Last weeks’ menu was a resounding success. The kids knew exactly what we were having each night and reminded me along the way. I only had two questions about what was for dinner and I would just point to the board. Our birthday party guests even knew what we were having for dinner and found it entertaining. Hey, I aim to please.
I tried to prepare the kids a bit at the beginning of the week. We talked about how it’s not possible to make everyone’s favorite dishes all of the time. We talked about how sometimes the meal being served might not be something that you like, but that this is the way being in a family works. I also stressed the importance of trying new things, several times, because even if you didn’t like it in the past, you might like it today. There were fewer complaints and sad faces at the table. The biggest discovery? The kids *loved* the bleu cheese on Thursday’s salad. As in, can I have more please? Do you think it would taste good in the soup? I need more bleu cheese for my soup!
I put together most of this menu at the beginning of the week, but when finalizing things just before going grocery shopping, I tried to let this week’s lesson be my guide. Simple. Fewer ingredients and better planning so I can best take advantage of time’s special seasoning.
The broccoli soup is a carry over from last week since I subbed a frozen pizza in to give myself a bit of a break for some post-party rest. It’s still Soulemama’s recipe, but we’re going to have King Arthur Flour’s Back-of-the-Bag Oatmeal Bread to go with it instead of the focaccia.
I got my bibimbap recipe out of “The Gluten-Free Asian Kitchen” by Laura B. Russell with maybe one addition I picked up from the recipe in the back of “Bee-Bim Bop!” by Linda Sue Park. If you have kids, I high suggest reading Park’s book with them before serving the dish for the first time. You’ll be amazed what kids will try when it’s related to a book they’ve read.
The meatloaf and glazed carrots are from Sally Fallon’s “Nourishing Traditions.” This is hands down the best meatloaf recipe I have ever had and we’re all really looking forward to it. The sesame greens is from “Feeding the Whole Family.”
Tomato soup and grilled cheese, like last week is your standard fare. The soup is Pacific’s Creamy Tomato Soup (Tetra-Pak) and the bread will be homemade, though I haven’t decided which recipe that will be just yet.

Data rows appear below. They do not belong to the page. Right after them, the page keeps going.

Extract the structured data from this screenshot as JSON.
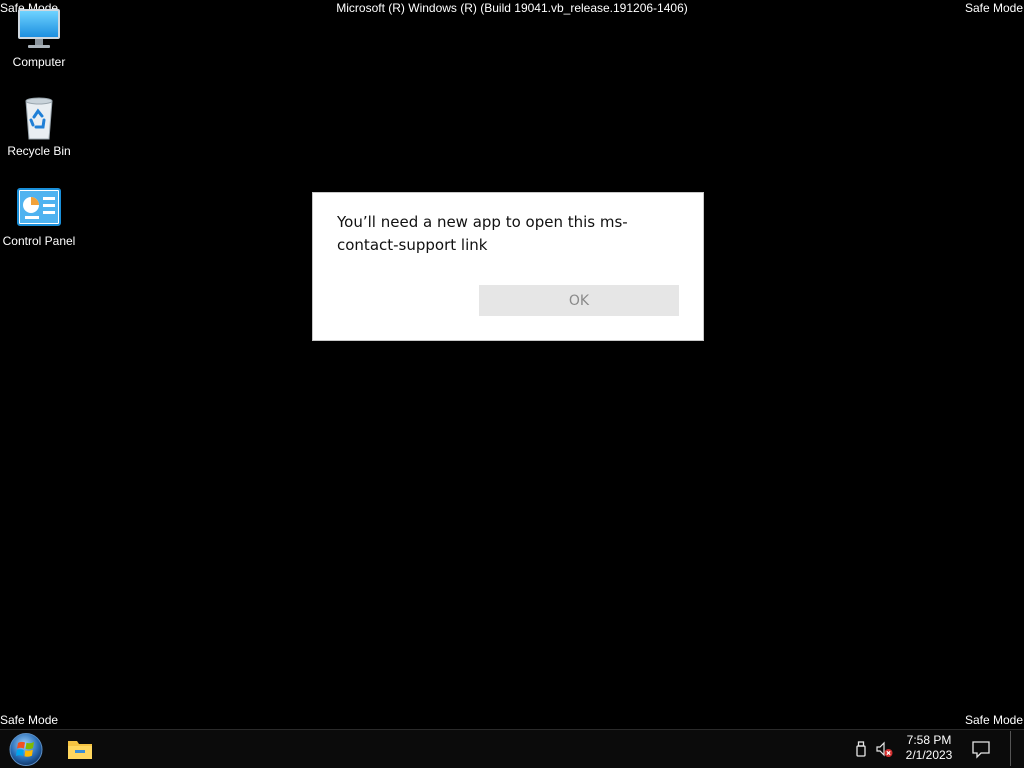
{
  "watermarks": {
    "top_left": "Safe Mode",
    "top_right": "Safe Mode",
    "bottom_left": "Safe Mode",
    "bottom_right": "Safe Mode",
    "top_center": "Microsoft (R) Windows (R) (Build 19041.vb_release.191206-1406)"
  },
  "desktop_icons": [
    {
      "label": "Computer",
      "icon": "computer-icon"
    },
    {
      "label": "Recycle Bin",
      "icon": "recycle-bin-icon"
    },
    {
      "label": "Control Panel",
      "icon": "control-panel-icon"
    }
  ],
  "dialog": {
    "message": "You’ll need a new app to open this ms-contact-support link",
    "ok_label": "OK"
  },
  "taskbar": {
    "start_icon": "windows-start-icon",
    "pinned_app_icon": "file-explorer-icon",
    "tray_icons": [
      "usb-device-icon",
      "volume-muted-icon"
    ],
    "clock_time": "7:58 PM",
    "clock_date": "2/1/2023",
    "action_center_icon": "action-center-icon"
  },
  "colors": {
    "desktop_background": "#000000",
    "dialog_background": "#ffffff",
    "button_background": "#e6e6e6",
    "button_text": "#8a8a8a"
  }
}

Spaghetti and salad is another old standby. The sauce was home canned, the salad will be a very simple greens and veggies sort of thing, and we’ll go with angel hair pasta because the kids love it.
The pork chops and creamed spinach both come from “The Art of Simple Food” by Alice Waters and the apples I’m making up all by myself.
My family has made it clear that I need to make more muffins and bread. Specifically, they have reminded me that I really should stop buying bread at the grocery store. Some members of the family have requested that I stop serving frozen pizza and have home-made instead. I’m trying my best to comply with their wishes.
And that, dear reader, is what we’re having for dinner. What about you?